For the function |x-1|, x = 1 is only a problem point in the sense that the proof of continuity there will be different from the proof at other points of the line.

5. Nov 22, 2012

### HallsofIvy

Then your basic problem is that you don't know what "continuous" means! I think you will find it impossible to prove "continuous" if you do not know the precise definition of "continuous".

It does NOT mean "the function is valid for any value of x"- that's only a part of the definition. "f is continuous at x= a" means rather that
1) The function is defined at the point ("valid" in your terms)
2) The limit, $\lim_{x\to a} f(x)$ exist
3) They are equal: $\lim_{x\to a} f(x)= f(z)$

Since the last certainly implies that the two sides of the equation exist, it is sufficient to just think of the third condition.
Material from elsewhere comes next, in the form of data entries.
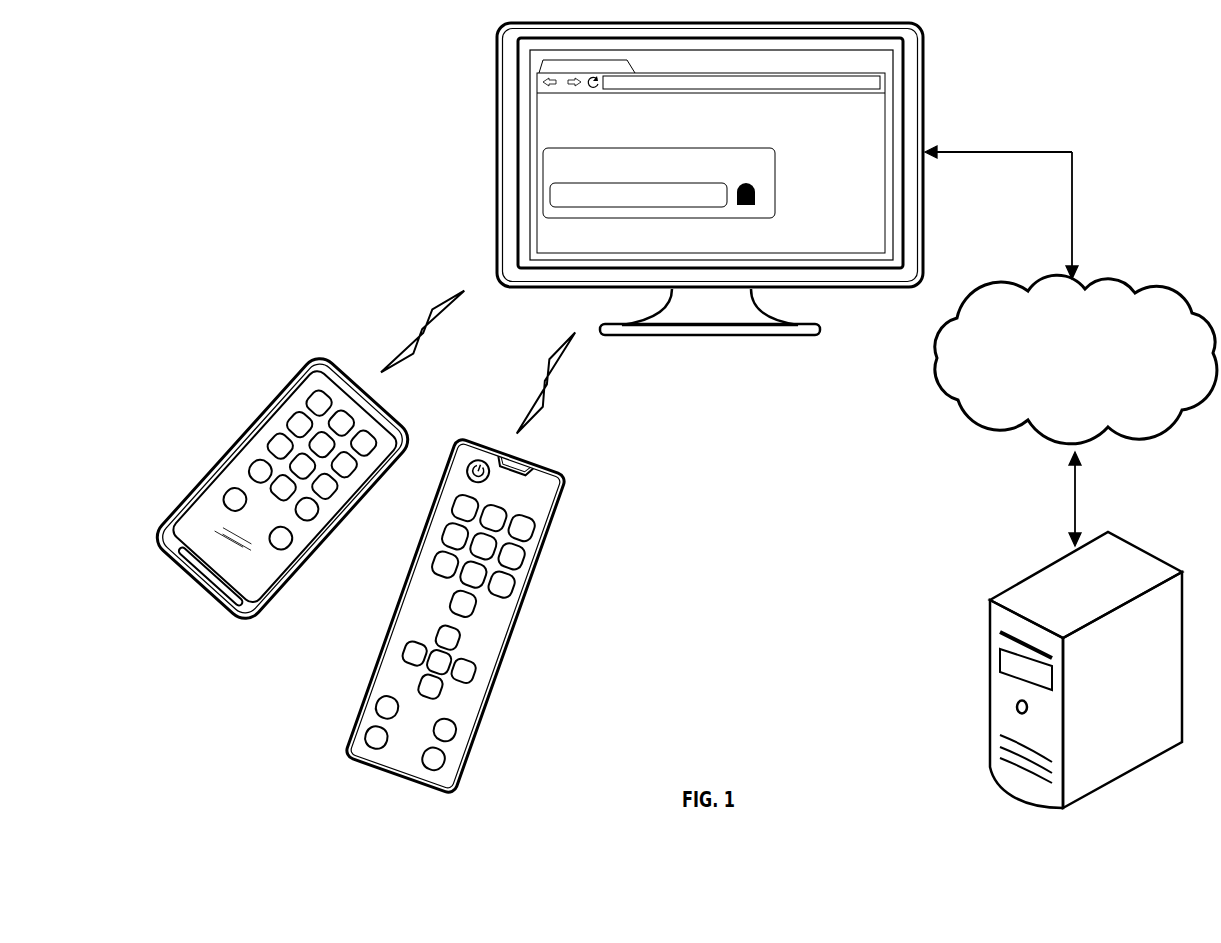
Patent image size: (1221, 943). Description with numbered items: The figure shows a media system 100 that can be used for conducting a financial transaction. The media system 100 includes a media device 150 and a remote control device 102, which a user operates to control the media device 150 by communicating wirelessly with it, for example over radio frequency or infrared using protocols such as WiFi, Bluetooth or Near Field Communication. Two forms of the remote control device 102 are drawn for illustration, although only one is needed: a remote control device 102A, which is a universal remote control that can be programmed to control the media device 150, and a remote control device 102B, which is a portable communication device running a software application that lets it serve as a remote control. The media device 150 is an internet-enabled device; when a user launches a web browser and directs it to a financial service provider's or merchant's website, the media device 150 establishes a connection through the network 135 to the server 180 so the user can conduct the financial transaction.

The media system 100 is at (306, 128).
The remote control device 102 is at (360, 700).
The remote control device 102A is at (486, 702).
The remote control device 102B is at (272, 612).
The network 135 is at (1071, 346).
The media device 150 is at (926, 50).
The server 180 is at (1086, 670).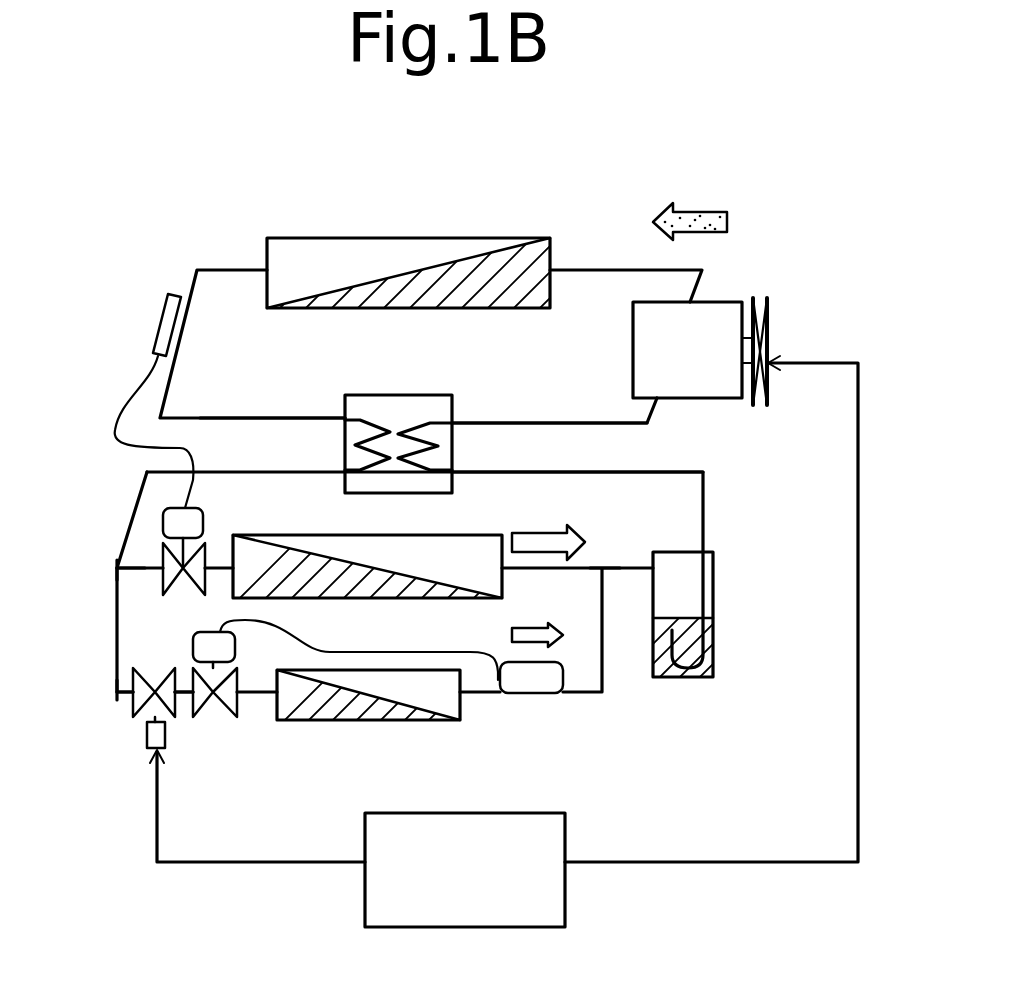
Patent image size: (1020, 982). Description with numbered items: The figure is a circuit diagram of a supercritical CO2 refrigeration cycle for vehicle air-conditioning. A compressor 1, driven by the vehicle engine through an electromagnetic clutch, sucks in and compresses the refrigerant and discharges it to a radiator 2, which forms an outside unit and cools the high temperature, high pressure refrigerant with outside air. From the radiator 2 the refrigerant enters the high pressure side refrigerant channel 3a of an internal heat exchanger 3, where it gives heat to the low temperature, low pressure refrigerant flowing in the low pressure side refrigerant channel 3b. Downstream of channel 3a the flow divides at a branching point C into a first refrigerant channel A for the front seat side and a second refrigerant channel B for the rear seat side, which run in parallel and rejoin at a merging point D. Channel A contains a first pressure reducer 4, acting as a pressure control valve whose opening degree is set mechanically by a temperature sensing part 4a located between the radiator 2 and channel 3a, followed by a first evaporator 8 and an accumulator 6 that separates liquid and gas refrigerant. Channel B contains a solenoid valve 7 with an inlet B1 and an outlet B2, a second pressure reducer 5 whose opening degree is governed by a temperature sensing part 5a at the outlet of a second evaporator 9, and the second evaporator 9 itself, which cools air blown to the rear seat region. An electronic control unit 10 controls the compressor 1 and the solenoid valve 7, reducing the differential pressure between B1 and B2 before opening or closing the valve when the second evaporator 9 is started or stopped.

Now, LCKurtz says that the "problem point" is x= 1 because for x> 1, |x- 1|= x- 1 which is very easy and for x< 1, |x- 1|= 1- x which is also very easy. For x= 1, you would need to to look at both x< 1 and x> 1 and so need to look at the "one-sided limits".

$\lim_{x\to 1^+}|x- 1|= \lim_{x\to 1} x- 1$ and $\lim_{x\to 1^-}|x- 1|= \lim_{x\to 1} 1- x$. What are those two one-sided limits? Are they the same (so that the limit itself exist)? If they are the same is that limit the same as the value of the function at x= 1?